Perú: 36 años por un gol, 40 años por una victoria

La selección peruana de futbol posa antes de vencer a Australia 2-0. (Twitter)

Lima, 26 jun .- Algunos juegos pirotécnicos aislados sonaron en el distrito limeño de Chorrillos después de que la selección del Perú derrotó hoy por 2-0 a la de Australia en Rusia y le puso fin a 40 años sin triunfos en un Mundial de fútbol.

“Perú, Perú, Perú”, gritaron voces infantiles en colegios chorrillanos cuando André Carrillo acabó con 36 años sin un gol peruano en un Mundial. Con el agravante de que el último había sido en una goleada por 5-1 aplicada por Polonia en España 1982.

Tras el pitazo final, la alegría se disipó rápido y Chorrillos -el distrito de Paolo Guerrero y de muchas estrellas del fútbol peruano-, regresó a la cotidaneidad, al igual que todo un país que durante meses vibró con una clasificación que no se lograba desde 1982 y a que muchos les parecía inalcanzable.

No hubo hoy desbordes, pero la tranquilidad y el optimismo se notaban tras las pieles. Los medios online no se desgastaron en adjetivos gloriosos, pero fueron unánimes en que la actuación fue digna y que hay un futuro que será aún más promisorio si se logra la continuidad del argentino Ricardo Gareca como técnico.

Gareca, que llegó sin mayores pergaminos, sentó las bases de un trabajo a largo plazo, en llave con el nuevo presidente de la Federación, Edwin Oviedo, y con el director general de selecciones, Juan Carlos Oblitas.

La clasificación desató euforia y exceso de optimismo. Tanto, que algunos vaticinaron larga vida en Rusia. La realidad, empero, se empezó a ver en la derrota por 1-0 ante Dinamarca y se tornó más áspera con la caída por al mismo marcador ante Francia, que disipó precozmente cualquier posibilidad de avanzar a octavos.

Pero, más allá de las derrotas, en comentaristas e hinchas quedó la sensación de que se jugaron partidos dignos y de que rivales con mejores pergaminos, sobre todo en el caso de los franceses, tuvieron que exigirse mucho para quedarse con los tres puntos.

Faltaba Australia y sobre todo la sensación de cantar un gol. Carrillo, extremo al que siempre se le criticó la falta de definición, le puso fin a la sequía con un tanto que además lo confirmó como la mejor individualidad del equipo en el Mundial.

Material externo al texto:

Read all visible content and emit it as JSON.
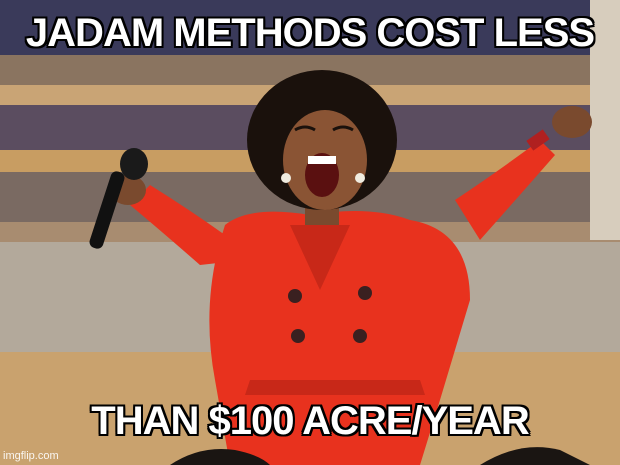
{
  "meme": {
    "top_text": "JADAM METHODS COST LESS",
    "bottom_text": "THAN $100 ACRE/YEAR",
    "watermark": "imgflip.com"
  },
  "colors": {
    "suit": "#e8321e",
    "background_stage": "#b08a5a",
    "text": "#ffffff",
    "outline": "#000000"
  }
}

Y el 2-0, para no ser menos sentimental, fue de Guerrero, el goleador histórico que por poco no llega a Rusia por un castigo que a todos les sonaba injusto después de que los propios tribunales admitieran que no tuvo intención de doparse.

Guerrero, máximo ídolo del fútbol peruano en los últimos lustros, no estuvo en su mejor forma y se sintió su falta de competencia.

Tal vez haya sido su último Mundial, a los 34 años, como también para su amigo del alma Jefferson Farfán, de 33, de quien la suerte quiso que tuviera que seguir el último partido desde un hospital de Moscú, internado por precaución tras un trauma en la cabeza por un golpe en una práctica.

Pero sin los compadres ni el infaltable líder de la defensa de los últimos tiempos en la selección, Alberto Rodríguez, de 34 años, Rusia 2018 le deja al Perú una generación que, por edad, tiene derecho a soñar con Qatar 2022.

El arquero Pedro Gallese, los laterales Luis Advíncula y Miguel Trauco, el defensa central Anderson Santamaría, el volante de primera línea Pedro Aquino y el funcional mediocampista Edison Flores demostraron lo que pueden dar. El contención Renato Tapia y el enlace Christian Cueva no, pero de ambos se espera más.

Hace 40 años, en Argentina, el Perú goleó a Irán por 4-1. Desde entonces, millones de peruanos nacieron y crecieron sin saber qué se siente de ganar un partido en un Mundial. Ahora lo saben y aunque no haya lugar para fiestas estridentes, la satisfacción con lo hecho y el optimismo a futuro están sobre la mesa.